Le repos des fermiers
François Boucher·1732
Historical Context
The Rest of the Farmers (1732-35), in the Horvitz Collection, is an early rural genre scene showing Boucher developing the pastoral subjects that would define his career. The painting demonstrates his emerging ability to transform mundane agricultural scenes into images of decorative charm. François Boucher, the most celebrated French painter of the mid-eighteenth century and First Painter to Louis XV, produced an enormous output of paintings, tapestry designs, stage sets, and decorative objects that defined the visual culture of the Rococo. His characteristic qualities — warm flesh tones, soft light, the sensuous beauty of fabrics and surfaces, the celebration of the female form in mythological and pastoral settings — served the aristocratic and royal taste of pre-Revolutionary France with a consistency and quality that made him the defining visual voice of the Ancien Régime at its most pleasurable. His influence on the subsequent French tradition, particularly through Fragonard and the decorative arts, made him foundational to French aesthetic culture.
Technical Analysis
Executed with pastel palette and attention to sensuous brushwork, the work reveals François Boucher's characteristic approach to composition and surface.
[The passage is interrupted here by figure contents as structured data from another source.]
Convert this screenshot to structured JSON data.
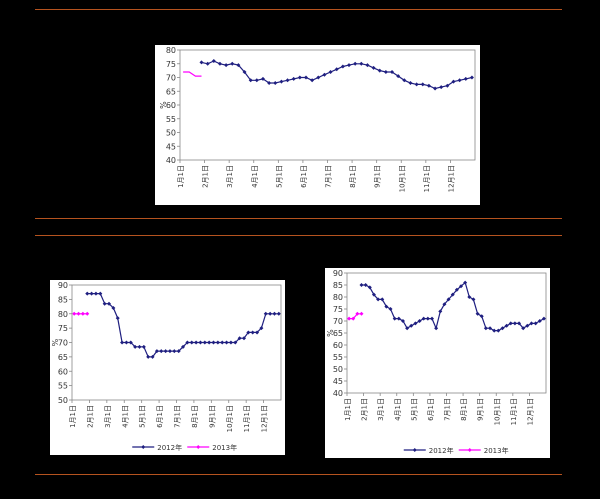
{
  "colors": {
    "background": "#000000",
    "rule": "#b5531f",
    "series_2012": "#1f1f80",
    "series_2013": "#ff00ff"
  },
  "chart_data": [
    {
      "type": "line",
      "ylabel": "%",
      "ylim": [
        40,
        80
      ],
      "yticks": [
        40,
        45,
        50,
        55,
        60,
        65,
        70,
        75,
        80
      ],
      "xticks": [
        "1月1日",
        "2月1日",
        "3月1日",
        "4月1日",
        "5月1日",
        "6月1日",
        "7月1日",
        "8月1日",
        "9月1日",
        "10月1日",
        "11月1日",
        "12月1日"
      ],
      "xmax": 48,
      "grid": false,
      "legend": "none",
      "series": [
        {
          "color": "#1f1f80",
          "marker": "diamond",
          "x": [
            3.5,
            4.5,
            5.5,
            6.5,
            7.5,
            8.5,
            9.5,
            10.5,
            11.5,
            12.5,
            13.5,
            14.5,
            15.5,
            16.5,
            17.5,
            18.5,
            19.5,
            20.5,
            21.5,
            22.5,
            23.5,
            24.5,
            25.5,
            26.5,
            27.5,
            28.5,
            29.5,
            30.5,
            31.5,
            32.5,
            33.5,
            34.5,
            35.5,
            36.5,
            37.5,
            38.5,
            39.5,
            40.5,
            41.5,
            42.5,
            43.5,
            44.5,
            45.5,
            46.5,
            47.5
          ],
          "y": [
            75.5,
            75,
            76,
            75,
            74.5,
            75,
            74.5,
            72,
            69,
            69,
            69.5,
            68,
            68,
            68.5,
            69,
            69.5,
            70,
            70,
            69,
            70,
            71,
            72,
            73,
            74,
            74.5,
            75,
            75,
            74.5,
            73.5,
            72.5,
            72,
            72,
            70.5,
            69,
            68,
            67.5,
            67.5,
            67,
            66,
            66.5,
            67,
            68.5,
            69,
            69.5,
            70
          ]
        },
        {
          "color": "#ff00ff",
          "marker": "none",
          "x": [
            0.5,
            1.5,
            2.5,
            3.5
          ],
          "y": [
            72,
            72,
            70.5,
            70.5
          ]
        }
      ]
    },
    {
      "type": "line",
      "ylabel": "%",
      "ylim": [
        50,
        90
      ],
      "yticks": [
        50,
        55,
        60,
        65,
        70,
        75,
        80,
        85,
        90
      ],
      "xticks": [
        "1月1日",
        "2月1日",
        "3月1日",
        "4月1日",
        "5月1日",
        "6月1日",
        "7月1日",
        "8月1日",
        "9月1日",
        "10月1日",
        "11月1日",
        "12月1日"
      ],
      "xmax": 48,
      "grid": false,
      "legend": "bottom",
      "series": [
        {
          "name": "2012年",
          "color": "#1f1f80",
          "marker": "diamond",
          "x": [
            3.5,
            4.5,
            5.5,
            6.5,
            7.5,
            8.5,
            9.5,
            10.5,
            11.5,
            12.5,
            13.5,
            14.5,
            15.5,
            16.5,
            17.5,
            18.5,
            19.5,
            20.5,
            21.5,
            22.5,
            23.5,
            24.5,
            25.5,
            26.5,
            27.5,
            28.5,
            29.5,
            30.5,
            31.5,
            32.5,
            33.5,
            34.5,
            35.5,
            36.5,
            37.5,
            38.5,
            39.5,
            40.5,
            41.5,
            42.5,
            43.5,
            44.5,
            45.5,
            46.5,
            47.5
          ],
          "y": [
            87,
            87,
            87,
            87,
            83.5,
            83.5,
            82,
            78.5,
            70,
            70,
            70,
            68.5,
            68.5,
            68.5,
            65,
            65,
            67,
            67,
            67,
            67,
            67,
            67,
            68.5,
            70,
            70,
            70,
            70,
            70,
            70,
            70,
            70,
            70,
            70,
            70,
            70,
            71.5,
            71.5,
            73.5,
            73.5,
            73.5,
            75,
            80,
            80,
            80,
            80
          ]
        },
        {
          "name": "2013年",
          "color": "#ff00ff",
          "marker": "diamond",
          "x": [
            0.5,
            1.5,
            2.5,
            3.5
          ],
          "y": [
            80,
            80,
            80,
            80
          ]
        }
      ]
    },
    {
      "type": "line",
      "ylabel": "%",
      "ylim": [
        40,
        90
      ],
      "yticks": [
        40,
        45,
        50,
        55,
        60,
        65,
        70,
        75,
        80,
        85,
        90
      ],
      "xticks": [
        "1月1日",
        "2月1日",
        "3月1日",
        "4月1日",
        "5月1日",
        "6月1日",
        "7月1日",
        "8月1日",
        "9月1日",
        "10月1日",
        "11月1日",
        "12月1日"
      ],
      "xmax": 48,
      "grid": false,
      "legend": "bottom",
      "series": [
        {
          "name": "2012年",
          "color": "#1f1f80",
          "marker": "diamond",
          "x": [
            3.5,
            4.5,
            5.5,
            6.5,
            7.5,
            8.5,
            9.5,
            10.5,
            11.5,
            12.5,
            13.5,
            14.5,
            15.5,
            16.5,
            17.5,
            18.5,
            19.5,
            20.5,
            21.5,
            22.5,
            23.5,
            24.5,
            25.5,
            26.5,
            27.5,
            28.5,
            29.5,
            30.5,
            31.5,
            32.5,
            33.5,
            34.5,
            35.5,
            36.5,
            37.5,
            38.5,
            39.5,
            40.5,
            41.5,
            42.5,
            43.5,
            44.5,
            45.5,
            46.5,
            47.5
          ],
          "y": [
            85,
            85,
            84,
            81,
            79,
            79,
            76,
            75,
            71,
            71,
            70,
            67,
            68,
            69,
            70,
            71,
            71,
            71,
            67,
            74,
            77,
            79,
            81,
            83,
            84.5,
            86,
            80,
            79,
            73,
            72,
            67,
            67,
            66,
            66,
            67,
            68,
            69,
            69,
            69,
            67,
            68,
            69,
            69,
            70,
            71
          ]
        },
        {
          "name": "2013年",
          "color": "#ff00ff",
          "marker": "diamond",
          "x": [
            0.5,
            1.5,
            2.5,
            3.5
          ],
          "y": [
            71,
            71,
            73,
            73
          ]
        }
      ]
    }
  ]
}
The treatment of light and the careful modulation of color create visual richness within a unified pictorial scheme.
Look Closer
- ◆The resting farmers' postures are specific to exhausted agricultural laborers — bodies that have been working since dawn, now released into rest.
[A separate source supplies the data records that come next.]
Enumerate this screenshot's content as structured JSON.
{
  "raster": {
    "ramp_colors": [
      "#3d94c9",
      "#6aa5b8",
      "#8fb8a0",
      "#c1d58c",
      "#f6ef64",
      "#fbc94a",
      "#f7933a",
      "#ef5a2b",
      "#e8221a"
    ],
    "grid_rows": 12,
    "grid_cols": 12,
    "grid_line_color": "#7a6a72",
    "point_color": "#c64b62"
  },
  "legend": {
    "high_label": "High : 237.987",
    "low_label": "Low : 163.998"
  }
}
- ◆The farm tools set aside — scythes, rakes — are propped or laid near the figures in positions of abandoned use, not arranged as props.
- ◆Boucher's early rural scenes show more observation than his later Arcadian fantasies — these tired, specific bodies ground the subject in reality.
- ◆The landscape setting is French countryside with identifiable vegetation — before Boucher's imagined Italy replaced France in his pastoral imagination.